Obaid bid a closing goodbye to his brother on the Najha cemetery on the south-west outskirts of Damascus, the place a number of dozen mourners gathered to witness his burial. Israeli jets, too excessive to see, roared overhead throughout the ceremony; the boring thud of a far-off explosion shook the earth, and fires of unknown origin burned within the distance.
“In some methods, I’m pleased. Mazen went via the cruellest torture conceivable and he died for us,” his older brother mentioned. “Without him, we’d not be respiratory recent air and freedom now.”
For most households with lacking family members, with out even a physique to bury, solutions and closure are nonetheless out of attain.

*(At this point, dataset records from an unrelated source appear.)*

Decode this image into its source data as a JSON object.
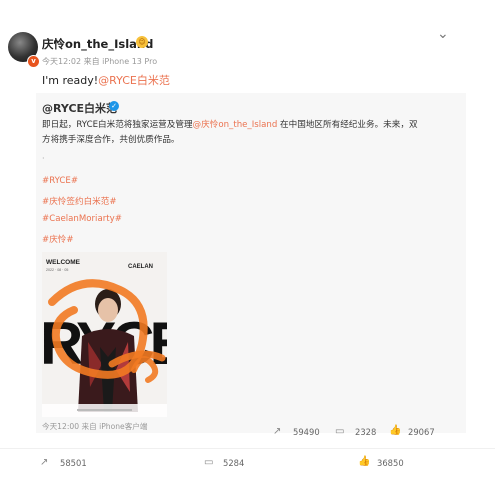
{
  "post": {
    "author_name": "庆怜on_the_Island",
    "author_emoji": "😉",
    "avatar_badge": "v",
    "timestamp": "今天12:02",
    "source_prefix": "来自",
    "source_device": "iPhone 13 Pro",
    "text_prefix": "I'm ready!",
    "text_mention": "@RYCE白米范"
  },
  "repost": {
    "author": "@RYCE白米范",
    "verified_mark": "✓",
    "body_line1_a": "即日起，RYCE白米范将独家运营及管理",
    "body_mention": "@庆怜on_the_Island",
    "body_line1_b": " 在中国地区所有经纪业务。未来，双",
    "body_line2": "方将携手深度合作，共创优质作品。",
    "dot": "·",
    "tags": [
      "#RYCE#",
      "#庆怜签约白米范#",
      "#CaelanMoriarty#",
      "#庆怜#"
    ],
    "poster": {
      "welcome": "WELCOME",
      "date": "2022 · 08 · 05",
      "name": "CAELAN",
      "big_text": "RYCE"
    },
    "meta": "今天12:00 来自 iPhone客户端",
    "stats": {
      "reposts": "59490",
      "comments": "2328",
      "likes": "29067"
    }
  },
  "footer": {
    "reposts": "58501",
    "comments": "5284",
    "likes": "36850"
  },
  "icons": {
    "chevron": "chevron-down-icon",
    "repost": "repost-icon",
    "comment": "comment-icon",
    "like": "like-icon"
  },
  "colors": {
    "link": "#eb7350",
    "verified": "#1e96e8",
    "badge": "#e8541e"
  }
}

Justice will take years; within the meantime, the search continues.
In the navy cemetery adjoining to the place Hamada was buried on Thursday, Mahmoud Dahlil, 64, parked his automobile and walked via the damaged gates of the huge, Brutalist-style web site, shovel in hand. He wasn’t certain the place to begin, however he knew what he was searching for.
In 2022, it emerged that the navy cemetery had been used to cover an enormous mass grave containing hundreds of our bodies of murdered detainees, in line with a number of males who labored there. Dahlil mentioned he had already regarded everywhere in the metropolis for his 4 cousins, who went lacking in 2012 and 2013. Now it was time, he mentioned, to look below the earth.
“There are most likely graves like this everywhere in the nation,” he mentioned. “We received’t cease till we discover all of them.”